Qualquer Pessoa com CNH pode Dirigir?
Sim. Enquanto as seguradoras exigem a indicação de um condutor principal ou perfil específico, na Proteção Veicular ou Proteção Patrimonial Mutualista (PPM) o amparo é para o veículo. Não importa se quem está dirigindo é seu marido, filha ou cunhado, desde que a pessoa possua uma CNH válida e esteja em conformidade com a legislação.
Colisões e Danos a Terceiros
Um ponto de atenção é o limite de cobertura para terceiros. Muitos planos básicos oferecem R$ 30.000,00, valor considerado baixo nos dias atuais, especialmente se houver uma perda total em um carro popular.

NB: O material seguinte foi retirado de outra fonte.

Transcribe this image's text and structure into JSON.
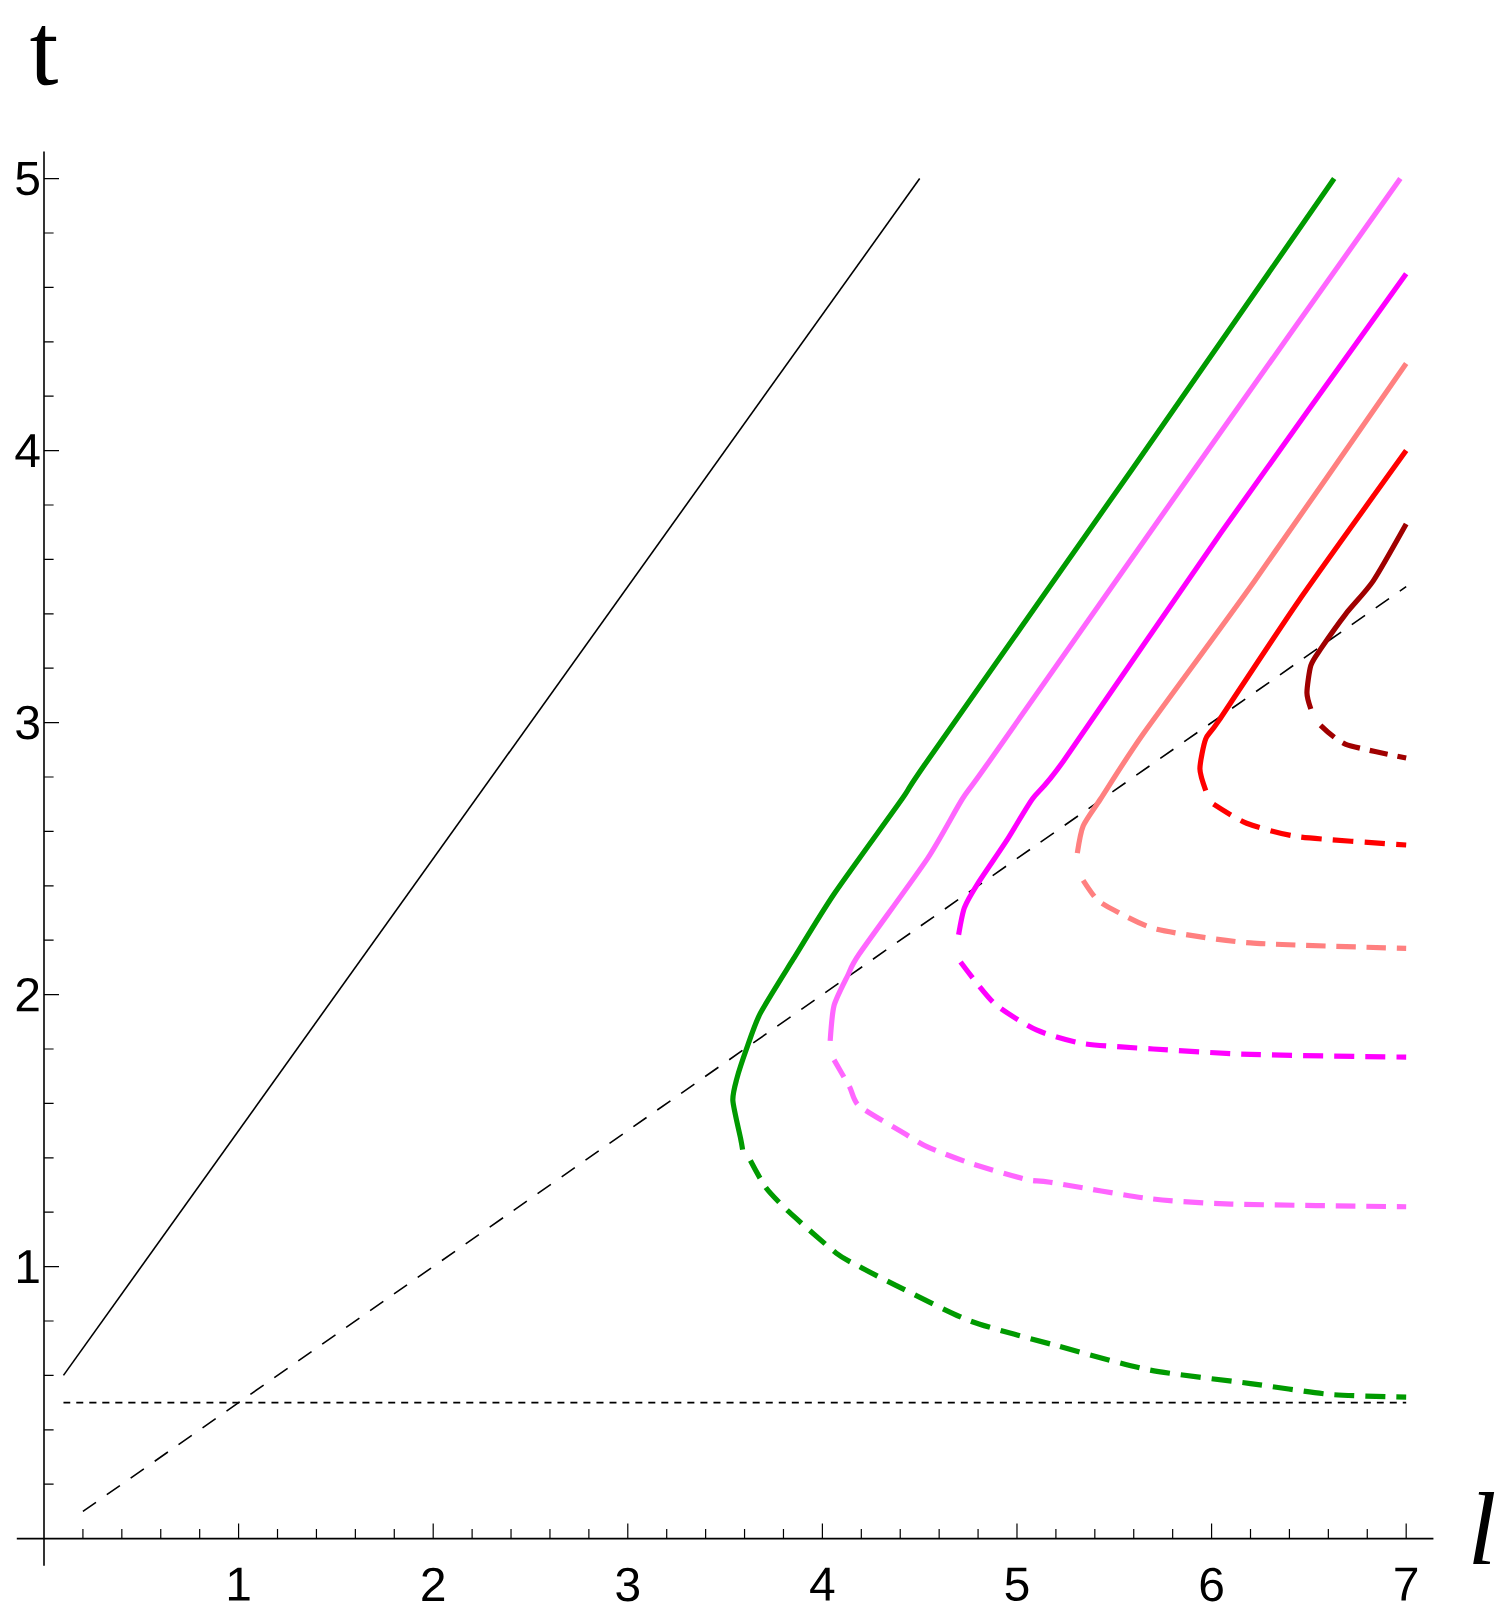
{
  "chart_data": {
    "type": "line",
    "xlabel": "l",
    "ylabel": "t",
    "xlim": [
      0,
      7.14
    ],
    "ylim": [
      0,
      5.1
    ],
    "xticks": [
      {
        "value": 0.2,
        "label": null
      },
      {
        "value": 0.4,
        "label": null
      },
      {
        "value": 0.6,
        "label": null
      },
      {
        "value": 0.8,
        "label": null
      },
      1,
      {
        "value": 1.2,
        "label": null
      },
      {
        "value": 1.4,
        "label": null
      },
      {
        "value": 1.6,
        "label": null
      },
      {
        "value": 1.8,
        "label": null
      },
      2,
      {
        "value": 2.2,
        "label": null
      },
      {
        "value": 2.4,
        "label": null
      },
      {
        "value": 2.6,
        "label": null
      },
      {
        "value": 2.8,
        "label": null
      },
      3,
      {
        "value": 3.2,
        "label": null
      },
      {
        "value": 3.4,
        "label": null
      },
      {
        "value": 3.6,
        "label": null
      },
      {
        "value": 3.8,
        "label": null
      },
      4,
      {
        "value": 4.2,
        "label": null
      },
      {
        "value": 4.4,
        "label": null
      },
      {
        "value": 4.6,
        "label": null
      },
      {
        "value": 4.8,
        "label": null
      },
      5,
      {
        "value": 5.2,
        "label": null
      },
      {
        "value": 5.4,
        "label": null
      },
      {
        "value": 5.6,
        "label": null
      },
      {
        "value": 5.8,
        "label": null
      },
      6,
      {
        "value": 6.2,
        "label": null
      },
      {
        "value": 6.4,
        "label": null
      },
      {
        "value": 6.6,
        "label": null
      },
      {
        "value": 6.8,
        "label": null
      },
      7
    ],
    "yticks": [
      {
        "value": 0.2,
        "label": null
      },
      {
        "value": 0.4,
        "label": null
      },
      {
        "value": 0.6,
        "label": null
      },
      {
        "value": 0.8,
        "label": null
      },
      1,
      {
        "value": 1.2,
        "label": null
      },
      {
        "value": 1.4,
        "label": null
      },
      {
        "value": 1.6,
        "label": null
      },
      {
        "value": 1.8,
        "label": null
      },
      2,
      {
        "value": 2.2,
        "label": null
      },
      {
        "value": 2.4,
        "label": null
      },
      {
        "value": 2.6,
        "label": null
      },
      {
        "value": 2.8,
        "label": null
      },
      3,
      {
        "value": 3.2,
        "label": null
      },
      {
        "value": 3.4,
        "label": null
      },
      {
        "value": 3.6,
        "label": null
      },
      {
        "value": 3.8,
        "label": null
      },
      4,
      {
        "value": 4.2,
        "label": null
      },
      {
        "value": 4.4,
        "label": null
      },
      {
        "value": 4.6,
        "label": null
      },
      {
        "value": 4.8,
        "label": null
      },
      5
    ],
    "series": [
      {
        "color": "#000000",
        "line_style": "solid",
        "x": [
          0.1,
          4.5
        ],
        "values": [
          0.6,
          5.0
        ]
      },
      {
        "color": "#000000",
        "line_style": "dashed",
        "x": [
          0.2,
          7.0
        ],
        "values": [
          0.1,
          3.5
        ]
      },
      {
        "color": "#000000",
        "line_style": "dotted",
        "x": [
          0.1,
          7.0
        ],
        "values": [
          0.5,
          0.5
        ]
      },
      {
        "color": "#009a00",
        "line_style": "solid",
        "x": [
          6.63,
          5.6,
          4.54,
          4.41,
          4.06,
          3.85,
          3.68,
          3.61,
          3.56,
          3.54,
          3.58,
          3.59
        ],
        "values": [
          5.0,
          3.94,
          2.86,
          2.72,
          2.37,
          2.13,
          1.93,
          1.8,
          1.69,
          1.61,
          1.47,
          1.43
        ]
      },
      {
        "color": "#009a00",
        "line_style": "dashed",
        "x": [
          3.63,
          3.71,
          3.83,
          4.07,
          4.19,
          4.38,
          4.76,
          5.2,
          5.68,
          6.2,
          6.61,
          7.0
        ],
        "values": [
          1.39,
          1.29,
          1.2,
          1.05,
          1.0,
          0.93,
          0.8,
          0.71,
          0.62,
          0.57,
          0.53,
          0.52
        ]
      },
      {
        "color": "#ff66ff",
        "line_style": "solid",
        "x": [
          6.97,
          5.92,
          4.86,
          4.72,
          4.54,
          4.19,
          4.13,
          4.06,
          4.04
        ],
        "values": [
          5.0,
          3.94,
          2.86,
          2.72,
          2.5,
          2.15,
          2.07,
          1.96,
          1.83
        ]
      },
      {
        "color": "#ff66ff",
        "line_style": "dashed",
        "x": [
          4.06,
          4.14,
          4.19,
          4.42,
          4.54,
          4.76,
          5.05,
          5.17,
          5.68,
          6.1,
          7.0
        ],
        "values": [
          1.76,
          1.66,
          1.59,
          1.49,
          1.44,
          1.38,
          1.32,
          1.31,
          1.25,
          1.23,
          1.22
        ]
      },
      {
        "color": "#ff00ff",
        "line_style": "solid",
        "x": [
          7.0,
          6.05,
          5.24,
          5.08,
          4.95,
          4.8,
          4.73,
          4.7
        ],
        "values": [
          4.65,
          3.7,
          2.86,
          2.72,
          2.57,
          2.41,
          2.32,
          2.22
        ]
      },
      {
        "color": "#ff00ff",
        "line_style": "dashed",
        "x": [
          4.71,
          4.88,
          5.1,
          5.34,
          5.7,
          6.2,
          7.0
        ],
        "values": [
          2.12,
          1.97,
          1.87,
          1.82,
          1.8,
          1.78,
          1.77
        ]
      },
      {
        "color": "#ff8080",
        "line_style": "solid",
        "x": [
          7.0,
          6.22,
          5.65,
          5.43,
          5.34,
          5.31
        ],
        "values": [
          4.32,
          3.52,
          2.96,
          2.72,
          2.62,
          2.52
        ]
      },
      {
        "color": "#ff8080",
        "line_style": "dashed",
        "x": [
          5.34,
          5.41,
          5.5,
          5.72,
          6.2,
          7.0
        ],
        "values": [
          2.42,
          2.35,
          2.31,
          2.24,
          2.19,
          2.17
        ]
      },
      {
        "color": "#ff0000",
        "line_style": "solid",
        "x": [
          7.0,
          6.45,
          6.04,
          5.97,
          5.94,
          5.97
        ],
        "values": [
          4.0,
          3.45,
          3.01,
          2.94,
          2.83,
          2.75
        ]
      },
      {
        "color": "#ff0000",
        "line_style": "dashed",
        "x": [
          6.01,
          6.18,
          6.45,
          7.0
        ],
        "values": [
          2.7,
          2.63,
          2.58,
          2.55
        ]
      },
      {
        "color": "#a00000",
        "line_style": "solid",
        "x": [
          7.0,
          6.83,
          6.69,
          6.56,
          6.51,
          6.49,
          6.51
        ],
        "values": [
          3.73,
          3.52,
          3.4,
          3.27,
          3.21,
          3.11,
          3.05
        ]
      },
      {
        "color": "#a00000",
        "line_style": "dashed",
        "x": [
          6.56,
          6.69,
          7.0
        ],
        "values": [
          2.99,
          2.92,
          2.87
        ]
      }
    ]
  }
}
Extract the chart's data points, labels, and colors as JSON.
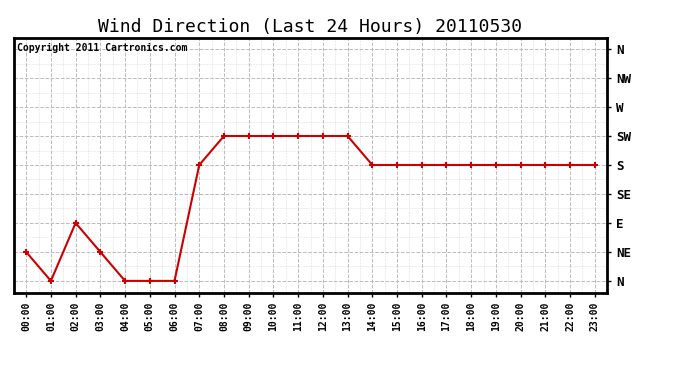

• Recomendação: É aconselhável ter um limite de pelo menos R$ 50.000,00 para garantir maior tranquilidade.
• Excesso de Danos: Se o reparo do terceiro custar mais do que o limite do seu plano, a diferença deverá ser paga do seu próprio bolso.
• Ação de Regresso: Se um terceiro bater no seu carro e se recusar a pagar, você pode pagar a sua participação para a associação consertar o veículo. Posteriormente, a associação cobrará judicialmente o prejuízo causado pelo terceiro.
O Diferencial: Atendimento vs. Preço
Hugo ressalta que 99% das associações oferecem coberturas similares, mas a verdadeira diferença está no atendimento. O suporte em momentos de sinistro é o que define se a experiência será positiva ou negativa.
• Cuidado com o "Barato que sai caro": Escolher uma associação apenas pelo preço pode resultar em atendimentos robotizados ou falta de auxílio na negociação com terceiros.
• Suporte 24h: É essencial ter acesso a um atendimento pessoal e de confiança, não apenas um número 0800, especialmente em horários fora do comercial, quando a maioria dos acidentes ocorre.
Entendendo a Participação (Franquia)
A participação é o valor que o associado paga para o reparo de danos parciais no próprio veículo.
• Dano Integral (PT): Em casos de ressarcimento integral (perda total), a prática de mercado em associações sérias é não cobrar participação. Hugo alerta que associações que cobram franquia em casos de perda total devem ser evitadas, pois essa prática não é o padrão de qualidade do setor.